In a letter to Menn the week prior to his death, Westhelle announced his retirement from the faculty. In the letter, which he asked to have shared with the faculty, Westhelle continued his teaching vocation with a reflection on how he was learning life’s last and most difficult lesson of how to receive life as a gift. He also communicated the happy news that the Executive Council of Faculdades EST, the seminary that he left to come to LSTC, voted to grant him the prestigious title, Doctor Honoris Causa in Theology in Latin America.

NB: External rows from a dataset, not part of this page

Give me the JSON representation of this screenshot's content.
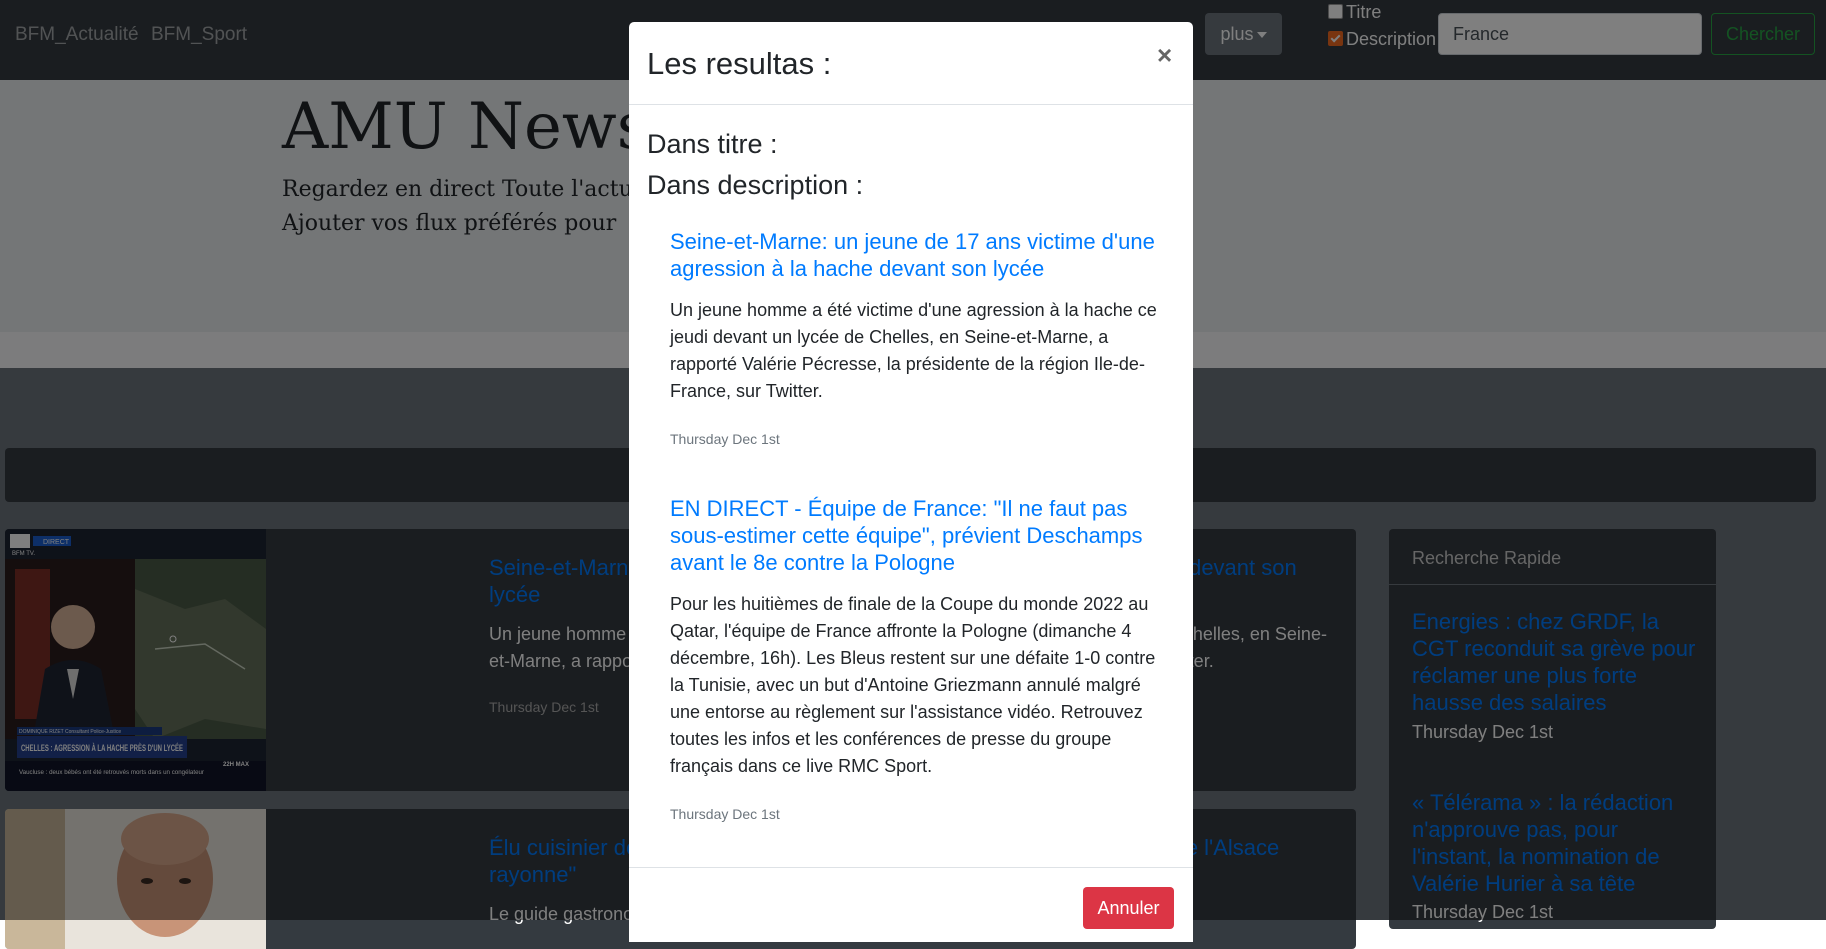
{
  "navbar": {
    "links": [
      "BFM_Actualité",
      "BFM_Sport"
    ],
    "more_label": "plus",
    "filters": [
      {
        "label": "Titre",
        "checked": false
      },
      {
        "label": "Description",
        "checked": true
      }
    ],
    "search_value": "France",
    "search_button": "Chercher"
  },
  "hero": {
    "title": "AMU News",
    "line1": "Regardez en direct Toute l'actualité",
    "line2": "Ajouter vos flux préférés pour"
  },
  "articles": [
    {
      "title": "Seine-et-Marne: un jeune de 17 ans victime d'une agression à la hache devant son lycée",
      "description": "Un jeune homme a été victime d'une agression à la hache ce jeudi devant un lycée de Chelles, en Seine-et-Marne, a rapporté Valérie Pécresse, la présidente de la région Ile-de-France, sur Twitter.",
      "date": "Thursday Dec 1st",
      "thumb_banner": "CHELLES : AGRESSION À LA HACHE PRÈS D'UN LYCÉE",
      "thumb_logo": "BFM TV.",
      "thumb_live": "DIRECT",
      "thumb_ticker": "Vaucluse : deux bébés ont été retrouvés morts dans un congélateur",
      "thumb_corner": "22H MAX",
      "thumb_name": "DOMINIQUE RIZET Consultant Police-Justice"
    },
    {
      "title": "Élu cuisinier de l'année, Michel Husser veut mettre son oeuvre \"pour que l'Alsace rayonne\"",
      "description": "Le guide gastronomique Gault et Millau a désigné le chef alsacien a",
      "date": ""
    }
  ],
  "sidebar": {
    "heading": "Recherche Rapide",
    "items": [
      {
        "title": "Energies : chez GRDF, la CGT reconduit sa grève pour réclamer une plus forte hausse des salaires",
        "date": "Thursday Dec 1st"
      },
      {
        "title": "« Télérama » : la rédaction n'approuve pas, pour l'instant, la nomination de Valérie Hurier à sa tête",
        "date": "Thursday Dec 1st"
      }
    ]
  },
  "modal": {
    "title": "Les resultas :",
    "close": "×",
    "in_title_label": "Dans titre :",
    "in_description_label": "Dans description :",
    "results": [
      {
        "title": "Seine-et-Marne: un jeune de 17 ans victime d'une agression à la hache devant son lycée",
        "description": "Un jeune homme a été victime d'une agression à la hache ce jeudi devant un lycée de Chelles, en Seine-et-Marne, a rapporté Valérie Pécresse, la présidente de la région Ile-de-France, sur Twitter.",
        "date": "Thursday Dec 1st"
      },
      {
        "title": "EN DIRECT - Équipe de France: \"Il ne faut pas sous-estimer cette équipe\", prévient Deschamps avant le 8e contre la Pologne",
        "description": "Pour les huitièmes de finale de la Coupe du monde 2022 au Qatar, l'équipe de France affronte la Pologne (dimanche 4 décembre, 16h). Les Bleus restent sur une défaite 1-0 contre la Tunisie, avec un but d'Antoine Griezmann annulé malgré une entorse au règlement sur l'assistance vidéo. Retrouvez toutes les infos et les conférences de presse du groupe français dans ce live RMC Sport.",
        "date": "Thursday Dec 1st"
      }
    ],
    "cancel_label": "Annuler"
  },
  "colors": {
    "navbar": "#343a40",
    "link": "#007bff",
    "success": "#28a745",
    "danger": "#dc3545",
    "checkbox_accent": "#f36a21"
  }
}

Westhelle’s impact on the global church cannot be underestimated. He was a prolific writer and editor who published works in English, Portugese and Spanish including 14 books and hundreds of articles and book chapters. Students familiar with his writing came to LSTC from around the world to study with Westhelle. His recent books, The Scandalous God: The Use and Abuse of the Cross (Fortress Press, 2006);Eschatology and Space: The Lost Dimension in Theology, Past and Present (Palgrave Macmillan, 2012); and Transfiguring Luther: The Planetary Promise of Luther’s Theology, (Cascade Books, 2016), are examples of his deep and wide-ranging scholarship.
Westhelle was born January 25, 1952, in Taquara, Brazil. He began his theological studies in 1972 at the former Faculdade de Teologia da IECLB, now Faculdades EST, in São Leopolodo, RS. In 1977, the year he completed his bachelor’s degree, he participated in the Lutheran World Federation Assembly in Dar es Salaam, Tanzania. Westhelle received a scholarship to study at LSTC and earned a ThM in 1980 and completed his PhD in systematic theology in 1984 while teaching at Luther Northwestern Theological Seminary (now Luther Seminary) in St. Paul, Minn.
In 1985 Westhelle returned to Brazil and served as pastor of a 13-point parish in Paróquia Evangélica de Matelândia and as coordinator of the Commission on Land in Paraná working with those struggling for land and justice. From 1989 to 1992 he was professor of systematic theology and ethics at Escola Superior de Teologia in São Leopoldo. He returned to LSTC in 1993 as associate professor of systematic theology and was named a full professor in 1999. He has served as visiting professor at the University of Natal, South Africa; University of Aarhus, Denmark; Gurukul Theological College and Research Institute, India; Universidade do Vale do Rio dos Sinos –UNISINOS, Brazil; ISEDET, Argentina; and the Lutheran Theological Seminary at Philadelphia (now United Lutheran Seminary), USA. From 2010-2016 he split his year between Chicago, Denmark and Brazil, serving as honorary professor of theology at the University of Aarhus and occupying the Chair of Luther Research at Escola Superior de Teologia as well as professor of systematic theology.